En Arnhem (Holanda) la antigua iglesia de San José, con capacidad para albergar mil fieles, es ahora un centro de patinaje en el que los mosaicos religiosos contemplan los juegos inverosímiles de los chavales sobre monopatines. En Edimburgo, una antigua iglesia luterana se ha convertido nada menos que en el Bar Frankenstein, donde a medianoche desciende de la techumbre una figura del famoso personaje. Como una muestra más, en Bristol (Inglaterra) la antigua iglesia de San Pablo se transformó en una escuela de circo. Son ejemplos de una nueva desamortización (al parecer irreversible), causada por la falta de vocaciones y la disminución de asistentes. Hasta el punto de que en Alemania, la Iglesia Católica cerró más de quinientos templos en tan sólo una década; en Inglaterra se abandonan veinte cada año; y en Holanda se espera la clausura de dos tercios de sus mil seiscientos oratorios.

Ante este escenario „hasta hace poco difícilmente previsible„ cabe preguntarnos si en los países del sur de Europa, en los que la situación aún no es tan acuciante, cabe plantear iniciativas que sean menos discordantes. Al enjuiciarlo, no podemos olvidar que entre nosotros tuvimos antecedentes patrimonialmente dramáticos. Recordemos las consecuencias sobre nuestros monasterios de la desamortización de 1835, que si bien en algunos casos pudieron sortear las circunstancias más adversas (Sant Jeroni de Cotalba, el Convento del Carmen, que desde 1848 a 1946 albergó a la Academia y por tanto, también a la enseñanza de las Bellas Artes); en otras muchas coyunturas, no fue así.

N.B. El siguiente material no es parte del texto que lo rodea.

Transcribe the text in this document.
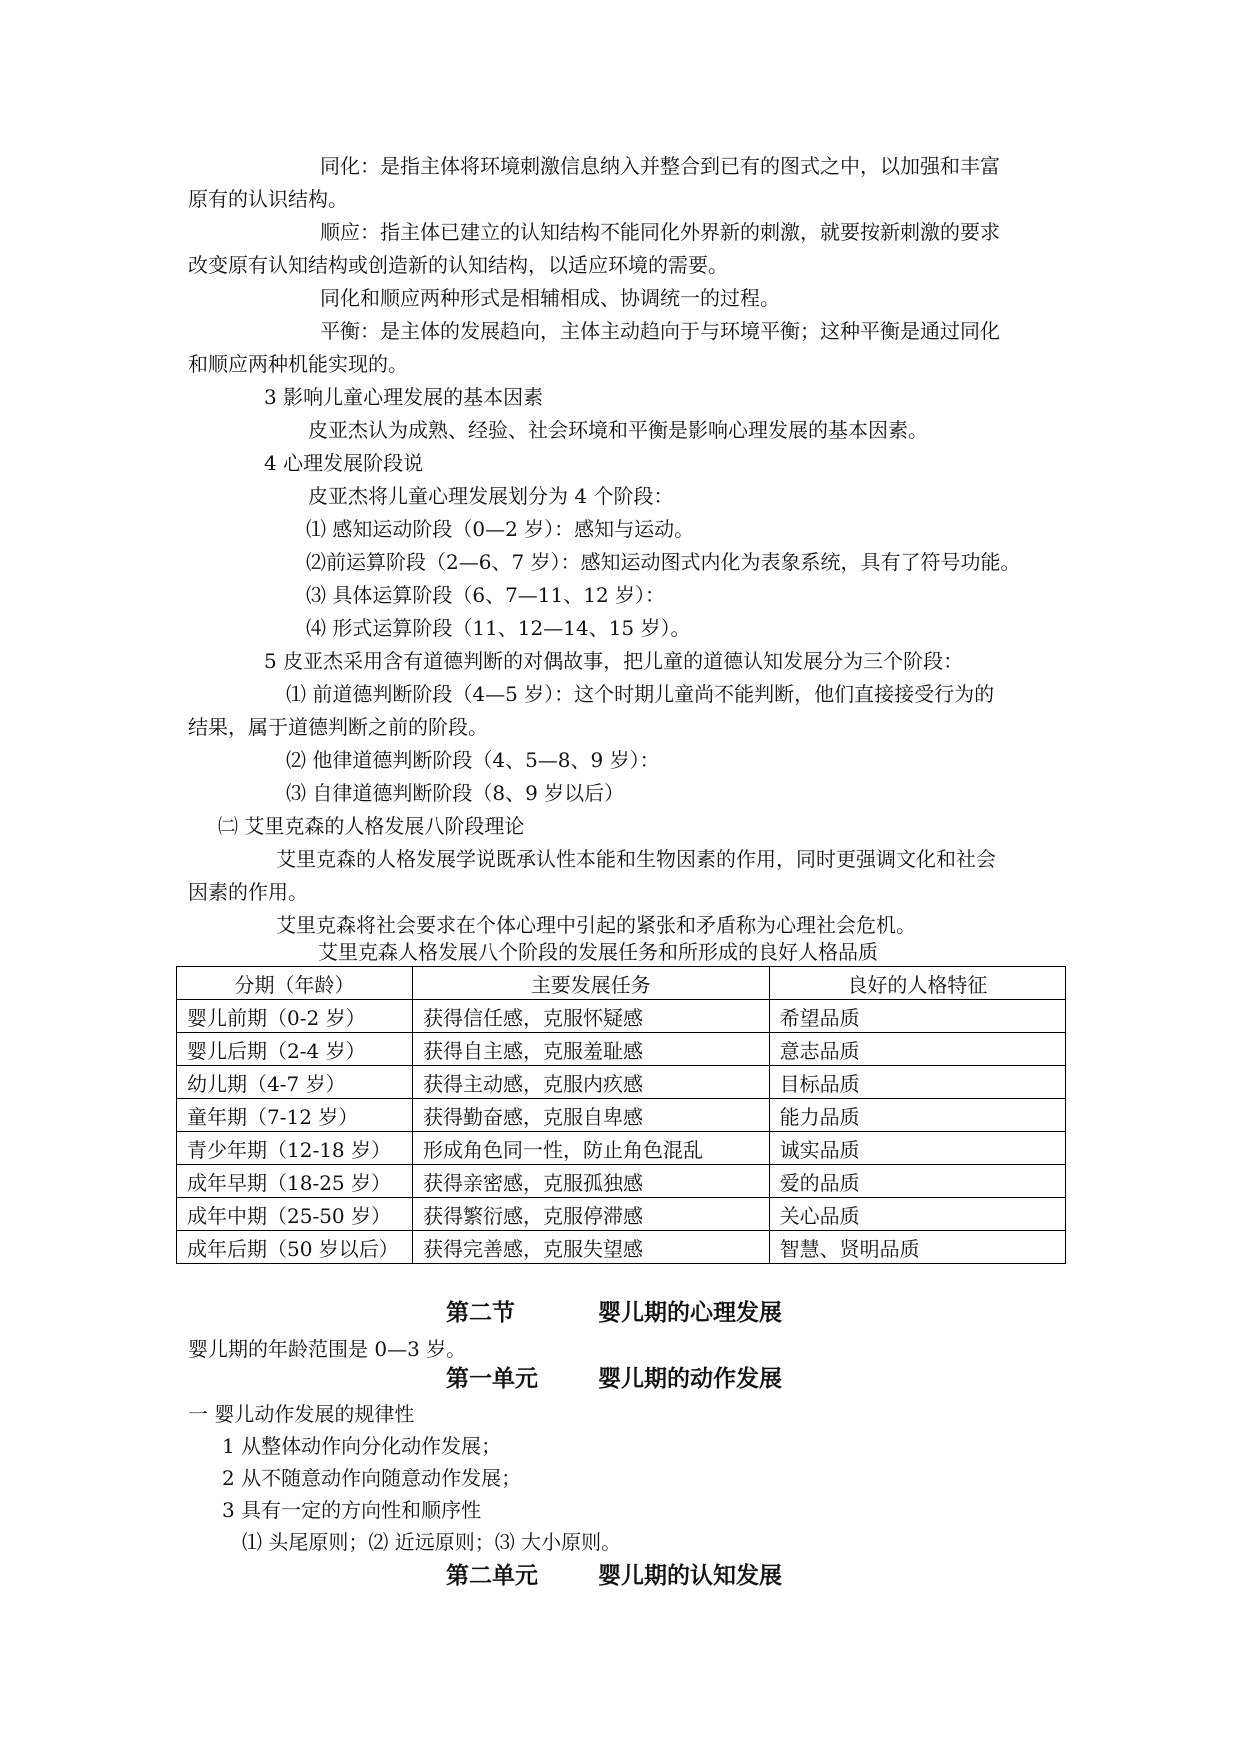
同化：是指主体将环境刺激信息纳入并整合到已有的图式之中，以加强和丰富
原有的认识结构。
顺应：指主体已建立的认知结构不能同化外界新的刺激，就要按新刺激的要求
改变原有认知结构或创造新的认知结构，以适应环境的需要。
同化和顺应两种形式是相辅相成、协调统一的过程。
平衡：是主体的发展趋向，主体主动趋向于与环境平衡；这种平衡是通过同化
和顺应两种机能实现的。
3 影响儿童心理发展的基本因素
皮亚杰认为成熟、经验、社会环境和平衡是影响心理发展的基本因素。
4 心理发展阶段说
皮亚杰将儿童心理发展划分为 4 个阶段：
⑴ 感知运动阶段（0—2 岁）：感知与运动。
⑵前运算阶段（2—6、7 岁）：感知运动图式内化为表象系统，具有了符号功能。
⑶ 具体运算阶段（6、7—11、12 岁）：
⑷ 形式运算阶段（11、12—14、15 岁）。
5 皮亚杰采用含有道德判断的对偶故事，把儿童的道德认知发展分为三个阶段：
⑴ 前道德判断阶段（4—5 岁）：这个时期儿童尚不能判断，他们直接接受行为的
结果，属于道德判断之前的阶段。
⑵ 他律道德判断阶段（4、5—8、9 岁）：
⑶ 自律道德判断阶段（8、9 岁以后）
㈡ 艾里克森的人格发展八阶段理论
艾里克森的人格发展学说既承认性本能和生物因素的作用，同时更强调文化和社会
因素的作用。
艾里克森将社会要求在个体心理中引起的紧张和矛盾称为心理社会危机。
艾里克森人格发展八个阶段的发展任务和所形成的良好人格品质
分期（年龄）	主要发展任务	良好的人格特征
婴儿前期（0-2 岁）	获得信任感，克服怀疑感	希望品质
婴儿后期（2-4 岁）	获得自主感，克服羞耻感	意志品质
幼儿期（4-7 岁）	获得主动感，克服内疚感	目标品质
童年期（7-12 岁）	获得勤奋感，克服自卑感	能力品质
青少年期（12-18 岁）	形成角色同一性，防止角色混乱	诚实品质
成年早期（18-25 岁）	获得亲密感，克服孤独感	爱的品质
成年中期（25-50 岁）	获得繁衍感，克服停滞感	关心品质
成年后期（50 岁以后）	获得完善感，克服失望感	智慧、贤明品质
第二节	婴儿期的心理发展
婴儿期的年龄范围是 0—3 岁。
第一单元	婴儿期的动作发展
一 婴儿动作发展的规律性
1 从整体动作向分化动作发展；
2 从不随意动作向随意动作发展；
3 具有一定的方向性和顺序性
⑴ 头尾原则；⑵ 近远原则；⑶ 大小原则。
第二单元	婴儿期的认知发展
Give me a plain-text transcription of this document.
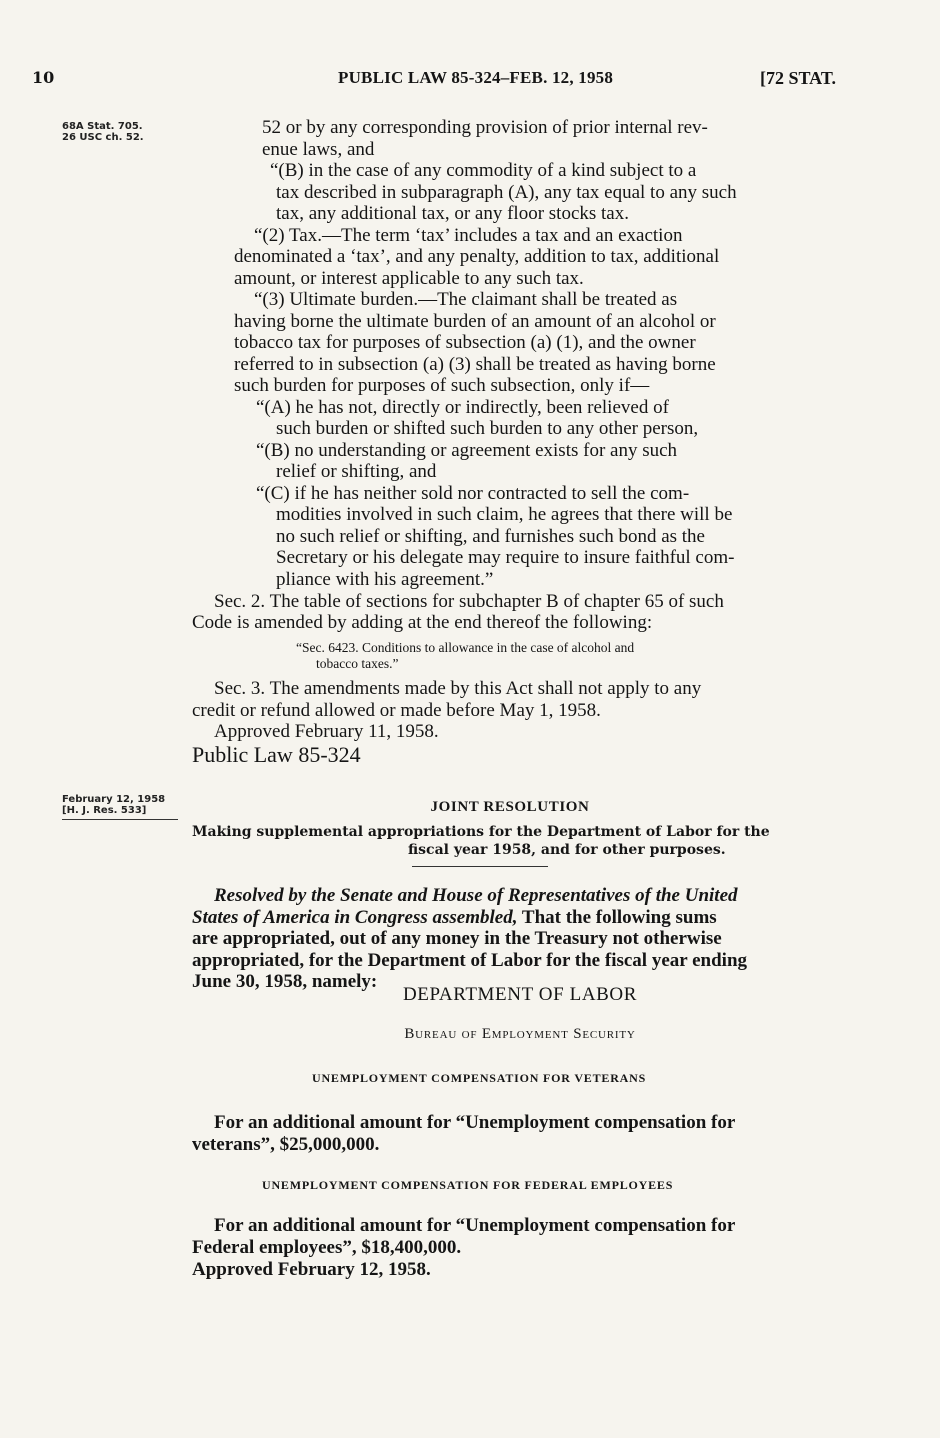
10	PUBLIC LAW 85-324–FEB. 12, 1958	[72 STAT.
68A Stat. 705.
26 USC ch. 52.	52 or by any corresponding provision of prior internal rev-
enue laws, and
“(B) in the case of any commodity of a kind subject to a
tax described in subparagraph (A), any tax equal to any such
tax, any additional tax, or any floor stocks tax.
“(2) Tax.—The term ‘tax’ includes a tax and an exaction
denominated a ‘tax’, and any penalty, addition to tax, additional
amount, or interest applicable to any such tax.
“(3) Ultimate burden.—The claimant shall be treated as
having borne the ultimate burden of an amount of an alcohol or
tobacco tax for purposes of subsection (a) (1), and the owner
referred to in subsection (a) (3) shall be treated as having borne
such burden for purposes of such subsection, only if—
“(A) he has not, directly or indirectly, been relieved of
such burden or shifted such burden to any other person,
“(B) no understanding or agreement exists for any such
relief or shifting, and
“(C) if he has neither sold nor contracted to sell the com-
modities involved in such claim, he agrees that there will be
no such relief or shifting, and furnishes such bond as the
Secretary or his delegate may require to insure faithful com-
pliance with his agreement.”
Sec. 2. The table of sections for subchapter B of chapter 65 of such
Code is amended by adding at the end thereof the following:
“Sec. 6423. Conditions to allowance in the case of alcohol and
tobacco taxes.”
Sec. 3. The amendments made by this Act shall not apply to any
credit or refund allowed or made before May 1, 1958.
Approved February 11, 1958.
Public Law 85-324
February 12, 1958
[H. J. Res. 533]	JOINT RESOLUTION
Making supplemental appropriations for the Department of Labor for the
fiscal year 1958, and for other purposes.
Resolved by the Senate and House of Representatives of the United
States of America in Congress assembled, That the following sums
are appropriated, out of any money in the Treasury not otherwise
appropriated, for the Department of Labor for the fiscal year ending
June 30, 1958, namely:
DEPARTMENT OF LABOR
Bureau of Employment Security
UNEMPLOYMENT COMPENSATION FOR VETERANS
For an additional amount for “Unemployment compensation for
veterans”, $25,000,000.
UNEMPLOYMENT COMPENSATION FOR FEDERAL EMPLOYEES
For an additional amount for “Unemployment compensation for
Federal employees”, $18,400,000.
Approved February 12, 1958.
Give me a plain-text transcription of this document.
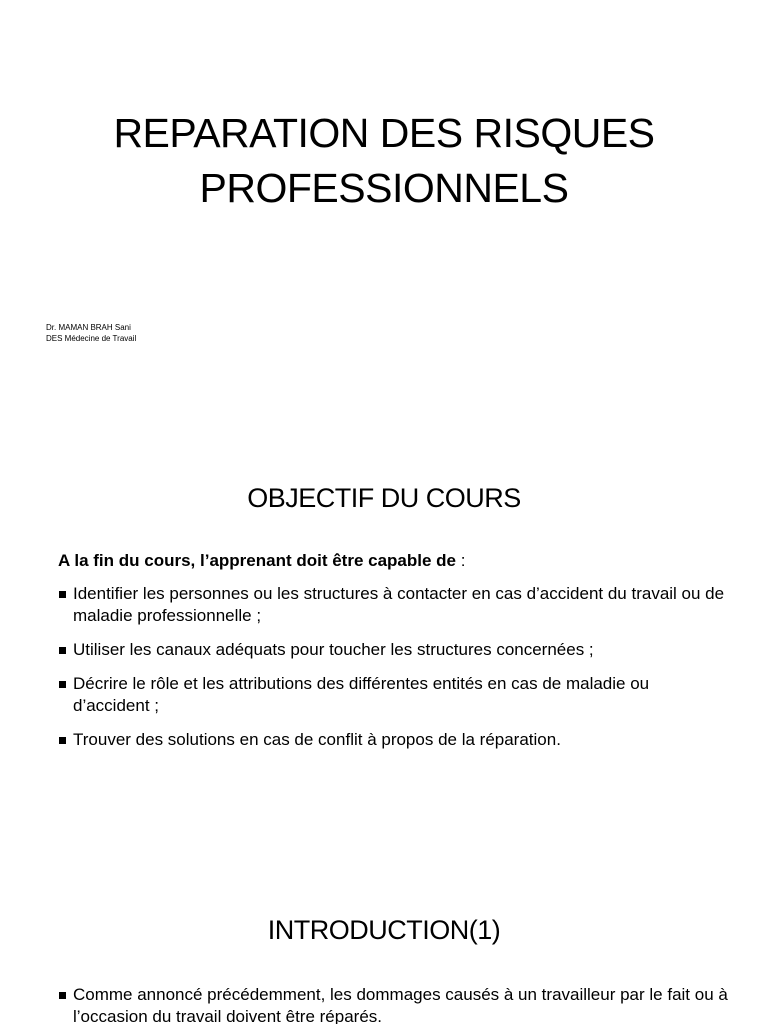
REPARATION DES RISQUES
PROFESSIONNELS
Dr. MAMAN BRAH Sani
DES Médecine de Travail
OBJECTIF DU COURS
A la fin du cours, l’apprenant doit être capable de :
Identifier les personnes ou les structures à contacter en cas d’accident du travail ou de maladie professionnelle ;
Utiliser les canaux adéquats pour toucher les structures concernées ;
Décrire le rôle et les attributions des différentes entités en cas de maladie ou d’accident ;
Trouver des solutions en cas de conflit à propos de la réparation.
INTRODUCTION(1)
Comme annoncé précédemment, les dommages causés à un travailleur par le fait ou à l’occasion du travail doivent être réparés.
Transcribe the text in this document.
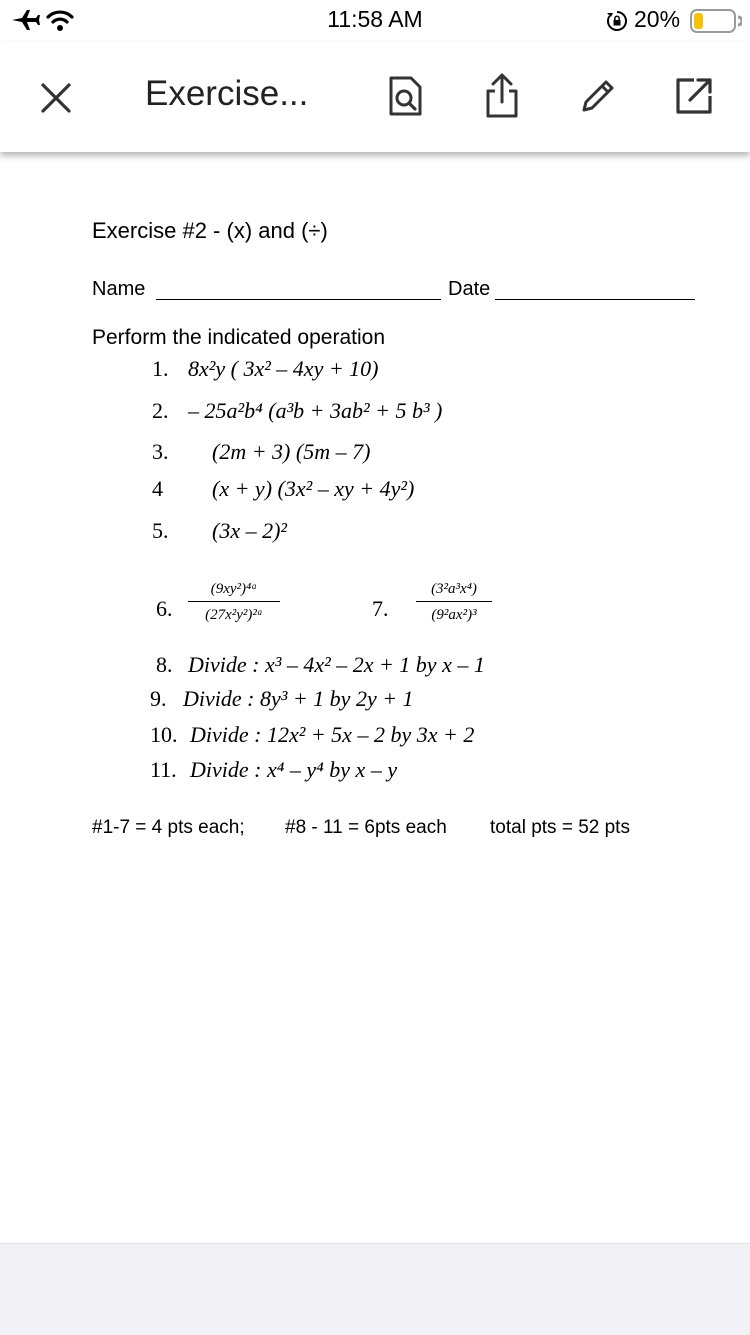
11:58 AM	20%
Exercise...
Exercise #2 - (x) and (÷)
Name	Date
Perform the indicated operation
1. 8x²y ( 3x² – 4xy + 10)
2. – 25a²b⁴ (a³b + 3ab² + 5 b³ )
3. (2m + 3) (5m – 7)
4 (x + y) (3x² – xy + 4y²)
5. (3x – 2)²
6.
(9xy²)⁴ᵃ
(27x²y²)²ᵃ	7.
(3²a³x⁴)
(9²ax²)³
8. Divide : x³ – 4x² – 2x + 1 by x – 1
9. Divide : 8y³ + 1 by 2y + 1
10. Divide : 12x² + 5x – 2 by 3x + 2
11. Divide : x⁴ – y⁴ by x – y
#1-7 = 4 pts each; #8 - 11 = 6pts each total pts = 52 pts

Tal ocurrió, en la Cartuja de Vall de Crist (S. XIV), de Altura; Santa María de la Valldigna (S. XIII- XIV), de Simat; el Monasterio de la Murta (S. XIV y XV, tan protegido en su tiempo por la familia Vich) de Alzira; incluso por otras circunstancias, en la iglesia de San Juan del Hospital de Valencia (S. XIII), que llegó a transformarse en el cine-club Sare, hasta 1966.

Es decir, tenemos una triste tradición que nos debe servir para reflexionar al contemplar lo que ocurre, unos momentos antes de que también entre nosotros, se extienda ese abandono de fieles que nos asoma imparable. Inicialmente, parece impensable, ahora, una inversión onerosa de mantenimiento indefinido, que se alejara de lo soportable. Por ello estamos ante el importante reto de hacer a los edificios sostenibles; porque, sobreañadido a su estricta condición monumental, sobrevuela sobre numerosos de ellos el peligro de perder sus valores inmateriales, dejando en el olvido una larga sucesión de acontecimientos y vivencias.

De proceder como en los casos de las ciudades europeas previamente comentadas, la sola arquitectura devendría en contenedor, en esqueleto, en urdimbre que distancia de cualquier lectura ante la potencia instrumental de sus nuevos cometidos. Y, entonces, entretanto se conserva la fábrica constructiva, su biografía se aleja del imaginario colectivo para trasladar su interpretación sólo al ámbito de los especialistas o de los iniciados. Por ello, el reto a mi juicio, es adaptarlos conservando en cada caso su capacidad de sugestión, aquella que nos enlaza con su historia, porque si de algo no nos podemos desprender, es del más mínimo valor identitario en este universo globalizado e imparable, en el que las influencias dominantes tienden a neutralizar cualquier singularidad, para imponer un consumo supuestamente estetizado.

En este espacio complejo que se nos viene encima, el primer monumento sobre el que podemos ejercer una acción de gran calibre „antes de que su deterioro sea comparable al de aquellos otros que, forzados en su día, fueron exclaustrados„, es el del Monasterio de la Trinidad (S. XIII-XV). Hace ya algún tiempo (Levante-EMV, 29 de marzo de 2015), la Academia se manifestó en favor de una intervención en él, vinculada a la ampliación del Museo de Bellas Artes. Por fortuna, después de insistir en la propuesta (incluida en su cuidado estudio museográfico), parece que despierta interés en sus actuales responsables. Pero el asunto es tan importante para ambos espacios culturales, que no puede quedarse en una sucesión de intenciones cuando las aguas ya filtran las techumbres del cenobio. De tal suerte, que ésta u otra adecuada solución adaptativa, debería ser tomada como un test para juzgar las inversiones; como una prueba de eficacia tanto de la Iglesia como de las administraciones concurrentes, ante los propios ciudadanos.

Debemos tomar las mejores decisiones; dar ejemplo, y sentar positivos precedentes, porque vamos a estar ante otras muchas muestras semejantes en un camino largo, y este puede ser el primer gran match de nuestro propio reto.